Mbah Said duduk tercenung di ruang tamu. Pesantren Gedongan Cirebon yang didirikan dan diasuhnya baru saja menuntaskan masa-masa liburan Maulid Nabi Muhammad SAW. Ia mungkin merasa prihatin. Beberapa santri yang berasal dari berbagai kota di Jawa harus menempuh perjalanan berbulan-bulan untuk kembali ke pesantren.
<>
Sebab, di tahun 1850-an tak ada transportasi yang bisa diandalkan, terkecuali kereta api yang melintas di belakang pesantren. Itu pun milik Pemerintah Hindia Belanda.
“Kenapa kau tidak naik kereta api saja? Bukan apa-apa, supaya kamu dan teman-teman lekas sampai ke pesantren, juga pengajian bisa langsung dimulai,” tanya Mbah Said kepada santri asal Pekalongan, Jawa Tengah yang baru saja tiba dan hendak sowan.
“Pangapunten Mbah Said, kereta api tidak berhenti di belakang pesantren. Jika santri harus turun di stasiun kota, itu akan memakan waktu yang lama juga untuk kembali ke sini,” ucap santri, menjawab.
“Baiklah, sekarang kamu pergi ke Kawedanan. Katakan kepada Belanda, tolong untuk kereta api jurusan Surabaya–Jakarta dan sebaliknya agar berkenan berhenti di belakang pesantren. Tidak usah lama-lama. Sekadar menurunkan para santri dari Jawa dan Batavia,” perintah Mbah Said.
Kawedanan, distrik pemerintahan Hindia Belanda tingkat kecamatan.
Demi khidmat kepada kiainya, sang santri langsung menuju ke Kantor Kawedanan yang terletak sekira 5 kilometer arah barat pesantren. Setelah sampai, di bagian Verkeer en Waterstaat langsung dilaporkan bahwa pesantren menghendaki berhentinya alat transportasi massal tersebut tepat di belakang pesantren.
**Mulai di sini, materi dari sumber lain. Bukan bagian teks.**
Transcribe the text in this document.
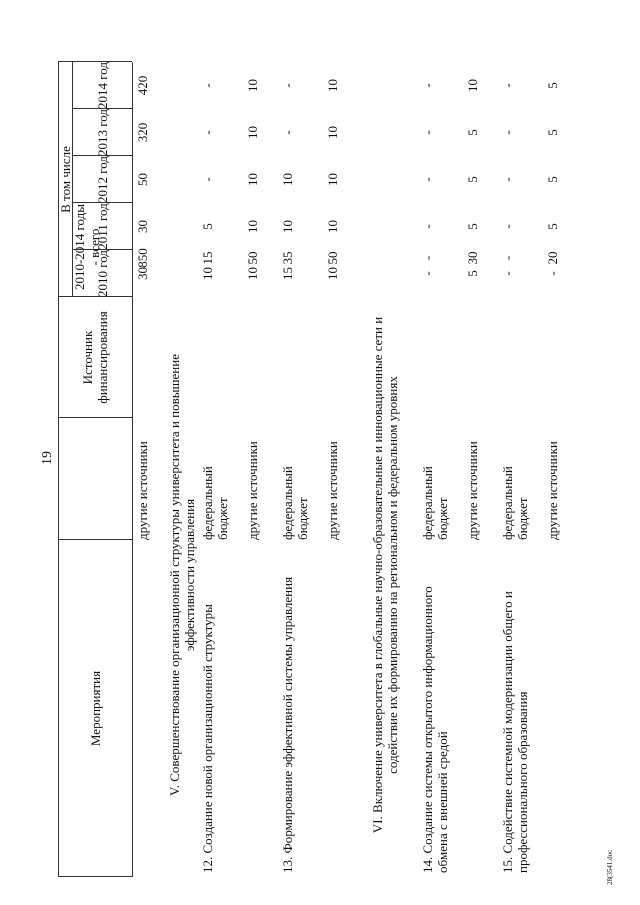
19
Мероприятия
Источник финансирования
2010-2014 годы - всего
В том числе
2010 год
2011 год
2012 год
2013 год
2014 год
другие источники
850
30
30
50
320
420
V. Совершенствование организационной структуры университета и повышение эффективности управления
12. Создание новой организационной структуры
федеральный бюджет
15
10
5
-
-
-
другие источники
50
10
10
10
10
10
13. Формирование эффективной системы управления
федеральный бюджет
35
15
10
10
-
-
другие источники
50
10
10
10
10
10
VI. Включение университета в глобальные научно-образовательные и инновационные сети и содействие их формированию на региональном и федеральном уровнях 14. Создание системы открытого информационного обмена с внешней средой
федеральный бюджет
-
-
-
-
-
-
другие источники
30
5
5
5
5
10
15. Содействие системной модернизации общего и профессионального образования
федеральный бюджет
-
-
-
-
-
-
другие источники
20
-
5
5
5
5
28(3541.doc
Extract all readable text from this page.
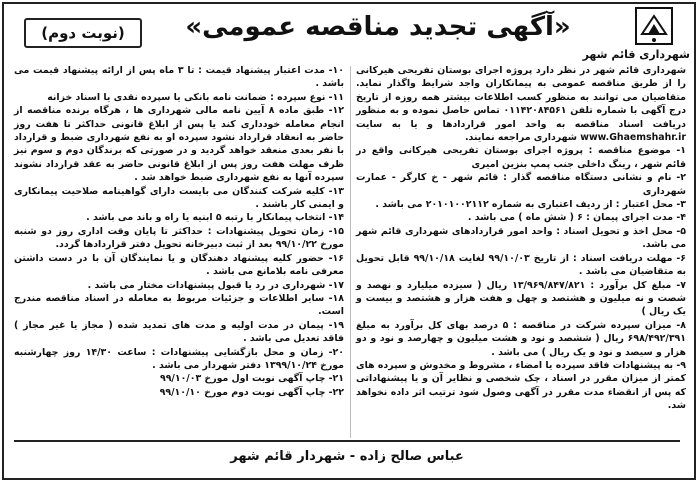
(نوبت دوم)	«آگهی تجدید مناقصه عمومی»
شهرداری قائم شهر

شهرداری قائم شهر در نظر دارد پروژه اجرای بوستان تفریحی هیرکانی را از طریق مناقصه عمومی به پیمانکاران واجد شرایط واگذار نماید. متقاضیان می توانند به منظور کسب اطلاعات بیشتر همه روزه از تاریخ درج آگهی با شماره تلفن ۰۱۱۴۲۰۸۴۵۶۱ تماس حاصل نموده و به منظور دریافت اسناد مناقصه به واحد امور قراردادها و یا به سایت www.Ghaemshahr.ir شهرداری مراجعه نمایند.

۱- موضوع مناقصه : پروژه اجرای بوستان تفریحی هیرکانی واقع در قائم شهر ، رینگ داخلی جنب پمپ بنزین امیری

۲- نام و نشانی دستگاه مناقصه گذار : قائم شهر - خ کارگر - عمارت شهرداری

۳- محل اعتبار : از ردیف اعتباری به شماره ۲۰۱۰۱۰۰۲۱۱۲ می باشد .

۴- مدت اجرای پیمان : ۶ ( شش ماه ) می باشد .

۵- محل اخذ و تحویل اسناد : واحد امور قراردادهای شهرداری قائم شهر می باشد.

۶- مهلت دریافت اسناد : از تاریخ ۹۹/۱۰/۰۳ لغایت ۹۹/۱۰/۱۸ قابل تحویل به متقاضیان می باشد .

۷- مبلغ کل برآورد : ۱۳/۹۶۹/۸۴۷/۸۲۱ ریال ( سیزده میلیارد و نهصد و شصت و نه میلیون و هشتصد و چهل و هفت هزار و هشتصد و بیست و یک ریال )

۸- میزان سپرده شرکت در مناقصه : ۵ درصد بهای کل برآورد به مبلغ ۶۹۸/۴۹۲/۳۹۱ ریال ( ششصد و نود و هشت میلیون و چهارصد و نود و دو هزار و سیصد و نود و یک ریال ) می باشد .

۹- به پیشنهادات فاقد سپرده یا امضاء ، مشروط و مخدوش و سپرده های کمتر از میزان مقرر در اسناد ، چک شخصی و نظایر آن و یا پیشنهاداتی که پس از انقضاء مدت مقرر در آگهی وصول شود ترتیب اثر داده نخواهد شد.

۱۰- مدت اعتبار پیشنهاد قیمت : تا ۳ ماه پس از ارائه پیشنهاد قیمت می باشد .

۱۱- نوع سپرده : ضمانت نامه بانکی یا سپرده نقدی یا اسناد خزانه

۱۲- طبق ماده ۸ آیین نامه مالی شهرداری ها ، هرگاه برنده مناقصه از انجام معامله خودداری کند یا پس از ابلاغ قانونی حداکثر تا هفت روز حاضر به انعقاد قرارداد نشود سپرده او به نفع شهرداری ضبط و قرارداد با نفر بعدی منعقد خواهد گردید و در صورتی که برندگان دوم و سوم نیز ظرف مهلت هفت روز پس از ابلاغ قانونی حاضر به عقد قرارداد نشوند سپرده آنها به نفع شهرداری ضبط خواهد شد .

۱۳- کلیه شرکت کنندگان می بایست دارای گواهینامه صلاحیت پیمانکاری و ایمنی کار باشند .

۱۴- انتخاب پیمانکار با رتبه ۵ ابنیه یا راه و باند می باشد .

۱۵- زمان تحویل پیشنهادات : حداکثر تا پایان وقت اداری روز دو شنبه مورخ ۹۹/۱۰/۲۲ بعد از ثبت دبیرخانه تحویل دفتر قراردادها گردد.

۱۶- حضور کلیه پیشنهاد دهندگان و یا نمایندگان آن با در دست داشتن معرفی نامه بلامانع می باشد .

۱۷- شهرداری در رد یا قبول پیشنهادات مختار می باشد .

۱۸- سایر اطلاعات و جزئیات مربوط به معامله در اسناد مناقصه مندرج است.

۱۹- پیمان در مدت اولیه و مدت های تمدید شده ( مجاز یا غیر مجاز ) فاقد تعدیل می باشد .

۲۰- زمان و محل بازگشایی پیشنهادات : ساعت ۱۴/۳۰ روز چهارشنبه مورخ ۱۳۹۹/۱۰/۲۴ دفتر شهردار می باشد .

۲۱- چاپ آگهی نوبت اول مورخ ۹۹/۱۰/۰۳

۲۲- چاپ آگهی نوبت دوم مورخ ۹۹/۱۰/۱۰

عباس صالح زاده - شهردار قائم شهر
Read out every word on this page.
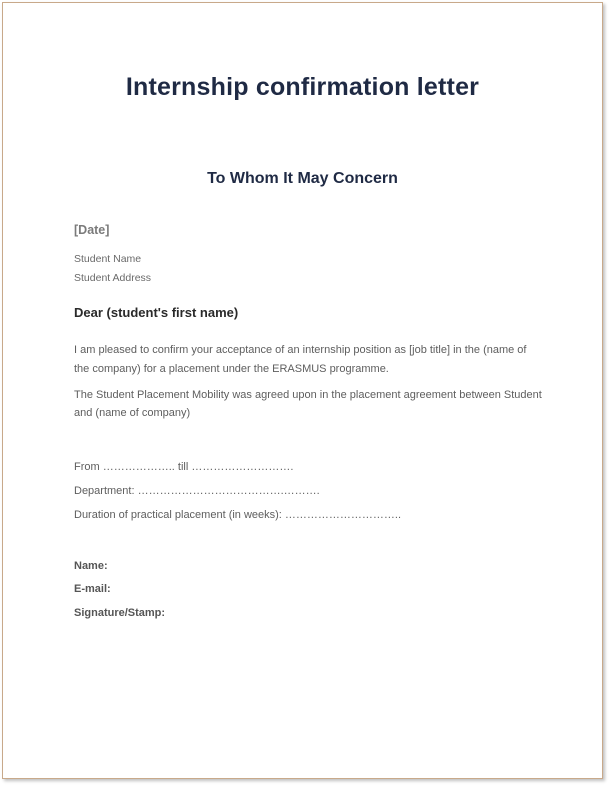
Internship confirmation letter
To Whom It May Concern
[Date]
Student Name
Student Address
Dear (student's first name)
I am pleased to confirm your acceptance of an internship position as [job title] in the (name of
the company) for a placement under the ERASMUS programme.
The Student Placement Mobility was agreed upon in the placement agreement between Student
and (name of company)
From ……………….. till ……………………….
Department: ………………………………….……….
Duration of practical placement (in weeks): …………………………..
Name:
E-mail:
Signature/Stamp:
Verkeer en Waterstaat, Dinas Pekerjaan Umum untuk Hindia Belanda.
“Apa yang bisa dijadikan alasan agar Pemerintah Hindia Belanda menghentikan kereta api di pesantren? Apakah di sana ada pasar?” tanya petugas.
“Tidak ada.”
“Apa di sana ada Pabrik Gula?”
“Tidak ada.”
“Baiklah, dengan ini Pemerintah Belanda memutuskan untuk menolak keinginan pesantren. Karena, pemberhentian kereta api harus didasarkan pada dua pertimbangan. Pasar dan pabrik. Sampaikan ke Kiai Said,” ketus petugas.
Sekembalinya dari Kawedanan, santri langsung melaporkan keputusan itu kepada Mbah Said. Namun Mbah Said tetap bersikukuh pada pendiriannya. Pemerintah Hindia Belanda harus menghentikan kereta api di belakang pesantren barang beberapa menit.
Berdasarkan pertimbangan sikap Mbah Said, maka santri asal pekalongan itu kembali melaporkan keinginan yang sama secara berulang hingga kali ketiga. Sayangnya, pemerintah Belanda tetap pada keputusan yang sama; menolak.
“Ya sudah, kalau begitu kita tidak usah memohon atau meminta izin kepada Belanda. Saya minta izin langsung kepada Allah Swt saja. Dia Yang Maha Merestui,” kata Mbah Said kepada santrinya.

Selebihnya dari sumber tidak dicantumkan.